“Pardon, Mademoiselle!” he says through his set teeth, “I forgot my gloves! I am sorry to have interrupted you.”

And Marguerite, forgetting the conventional smile which is one of the tricks of her trade, sits silent and a little uncomfortable.

“We may as well walk a little way together,” Lord Delaval says quietly. “Mademoiselle’s society is so charming, I really forgot the hour!”

CHAPTER VIII.
“DON’T YOU KNOW ME, DELAVAL?”

“And where the red was—lo! the bloodless white,
And where truth was—the likeness of a liar,
And where day was—the likeness of the night,
This is the end of every man’s desire!”

The world seems very dark to Lord Delaval to-day—a terrible chaos, in fact, in which right is hopelessly, inextricably, mingled with wrong.

He hates and scorns himself for this passion for Marguerite Ange, which gives him neither rest nor peace.

He swears he will leave Paris and never set eyes on her again; then he believes it is Kismet, bows to the inevitable, and resolves not to struggle against a feeling that is evidently stronger than himself.

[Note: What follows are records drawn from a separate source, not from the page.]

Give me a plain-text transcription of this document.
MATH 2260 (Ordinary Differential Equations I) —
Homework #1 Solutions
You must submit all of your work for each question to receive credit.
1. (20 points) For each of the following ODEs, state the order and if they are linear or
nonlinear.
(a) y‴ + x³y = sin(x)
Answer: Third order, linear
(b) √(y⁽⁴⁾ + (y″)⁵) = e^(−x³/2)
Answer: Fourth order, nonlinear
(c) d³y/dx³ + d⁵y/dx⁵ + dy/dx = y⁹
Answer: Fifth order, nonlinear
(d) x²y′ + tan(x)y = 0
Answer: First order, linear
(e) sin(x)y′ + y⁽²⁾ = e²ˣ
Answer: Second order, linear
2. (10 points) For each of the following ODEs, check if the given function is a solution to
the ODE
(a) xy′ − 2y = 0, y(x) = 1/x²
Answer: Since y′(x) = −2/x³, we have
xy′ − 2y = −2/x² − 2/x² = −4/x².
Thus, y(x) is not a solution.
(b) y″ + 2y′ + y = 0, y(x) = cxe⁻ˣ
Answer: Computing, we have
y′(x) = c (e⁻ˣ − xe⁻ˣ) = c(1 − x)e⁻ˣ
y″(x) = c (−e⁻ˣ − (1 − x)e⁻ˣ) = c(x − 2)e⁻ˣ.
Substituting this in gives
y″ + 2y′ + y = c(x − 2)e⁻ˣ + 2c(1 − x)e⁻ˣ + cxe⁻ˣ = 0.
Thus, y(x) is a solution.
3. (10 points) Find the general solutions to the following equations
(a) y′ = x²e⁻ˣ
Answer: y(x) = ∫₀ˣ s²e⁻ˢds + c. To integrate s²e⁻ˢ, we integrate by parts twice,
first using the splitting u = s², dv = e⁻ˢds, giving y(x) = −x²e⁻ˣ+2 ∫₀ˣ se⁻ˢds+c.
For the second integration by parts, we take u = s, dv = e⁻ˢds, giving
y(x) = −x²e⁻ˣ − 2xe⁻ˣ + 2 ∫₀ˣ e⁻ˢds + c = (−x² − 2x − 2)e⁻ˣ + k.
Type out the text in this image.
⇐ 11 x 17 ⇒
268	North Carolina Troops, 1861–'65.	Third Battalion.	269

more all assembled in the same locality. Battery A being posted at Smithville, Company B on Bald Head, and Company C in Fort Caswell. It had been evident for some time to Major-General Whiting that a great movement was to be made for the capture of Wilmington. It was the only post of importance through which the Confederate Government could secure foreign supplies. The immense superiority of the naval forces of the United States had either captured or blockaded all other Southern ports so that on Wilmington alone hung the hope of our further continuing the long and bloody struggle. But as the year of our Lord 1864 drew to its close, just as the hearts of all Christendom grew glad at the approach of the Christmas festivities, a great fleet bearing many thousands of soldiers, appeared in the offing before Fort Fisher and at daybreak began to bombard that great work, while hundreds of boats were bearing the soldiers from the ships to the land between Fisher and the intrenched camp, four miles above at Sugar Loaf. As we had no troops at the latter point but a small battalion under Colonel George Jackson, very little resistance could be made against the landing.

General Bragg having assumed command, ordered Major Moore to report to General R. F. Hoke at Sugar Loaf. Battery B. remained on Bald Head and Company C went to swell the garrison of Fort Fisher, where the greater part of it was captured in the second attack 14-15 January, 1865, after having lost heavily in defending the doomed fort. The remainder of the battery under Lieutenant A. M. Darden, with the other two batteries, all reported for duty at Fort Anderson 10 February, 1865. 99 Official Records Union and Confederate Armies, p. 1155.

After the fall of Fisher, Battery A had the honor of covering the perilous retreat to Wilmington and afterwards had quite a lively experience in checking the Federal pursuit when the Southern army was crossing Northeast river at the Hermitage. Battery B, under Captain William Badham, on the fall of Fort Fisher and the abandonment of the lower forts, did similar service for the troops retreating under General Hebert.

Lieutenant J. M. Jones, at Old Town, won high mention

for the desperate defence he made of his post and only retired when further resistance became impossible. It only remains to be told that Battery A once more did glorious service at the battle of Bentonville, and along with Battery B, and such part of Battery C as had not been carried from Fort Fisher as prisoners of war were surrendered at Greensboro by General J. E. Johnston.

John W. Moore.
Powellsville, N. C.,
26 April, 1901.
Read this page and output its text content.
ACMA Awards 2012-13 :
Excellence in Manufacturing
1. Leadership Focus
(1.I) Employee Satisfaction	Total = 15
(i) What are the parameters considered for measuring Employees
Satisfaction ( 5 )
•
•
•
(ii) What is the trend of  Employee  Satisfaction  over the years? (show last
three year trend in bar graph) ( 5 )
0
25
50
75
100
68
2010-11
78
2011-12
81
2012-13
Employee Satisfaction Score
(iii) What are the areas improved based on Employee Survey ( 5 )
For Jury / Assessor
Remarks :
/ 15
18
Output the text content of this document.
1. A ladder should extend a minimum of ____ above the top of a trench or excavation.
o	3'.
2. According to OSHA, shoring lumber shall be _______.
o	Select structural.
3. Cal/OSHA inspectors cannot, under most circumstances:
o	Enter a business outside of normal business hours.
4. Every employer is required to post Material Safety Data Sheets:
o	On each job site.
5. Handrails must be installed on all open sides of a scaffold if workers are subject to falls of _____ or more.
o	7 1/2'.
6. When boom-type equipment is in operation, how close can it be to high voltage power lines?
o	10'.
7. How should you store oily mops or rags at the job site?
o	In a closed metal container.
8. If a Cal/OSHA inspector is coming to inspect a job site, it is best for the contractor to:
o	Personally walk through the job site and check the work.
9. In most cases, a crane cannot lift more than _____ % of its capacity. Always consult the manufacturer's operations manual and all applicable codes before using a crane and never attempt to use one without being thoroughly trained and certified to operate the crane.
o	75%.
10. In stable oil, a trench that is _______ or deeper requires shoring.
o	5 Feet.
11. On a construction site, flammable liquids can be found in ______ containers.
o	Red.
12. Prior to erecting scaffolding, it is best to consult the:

Then comes a reaction once more.

“There is nothing to be done but to go right away. There’s not much fear she’ll break her heart, or that I have really inspired a grande passion. Her sort are not much given to fretting after one man, when a dozen are at her beck,” he says to himself sardonically. “But I will go and wish her good-bye. That much will be but gentlemanly.”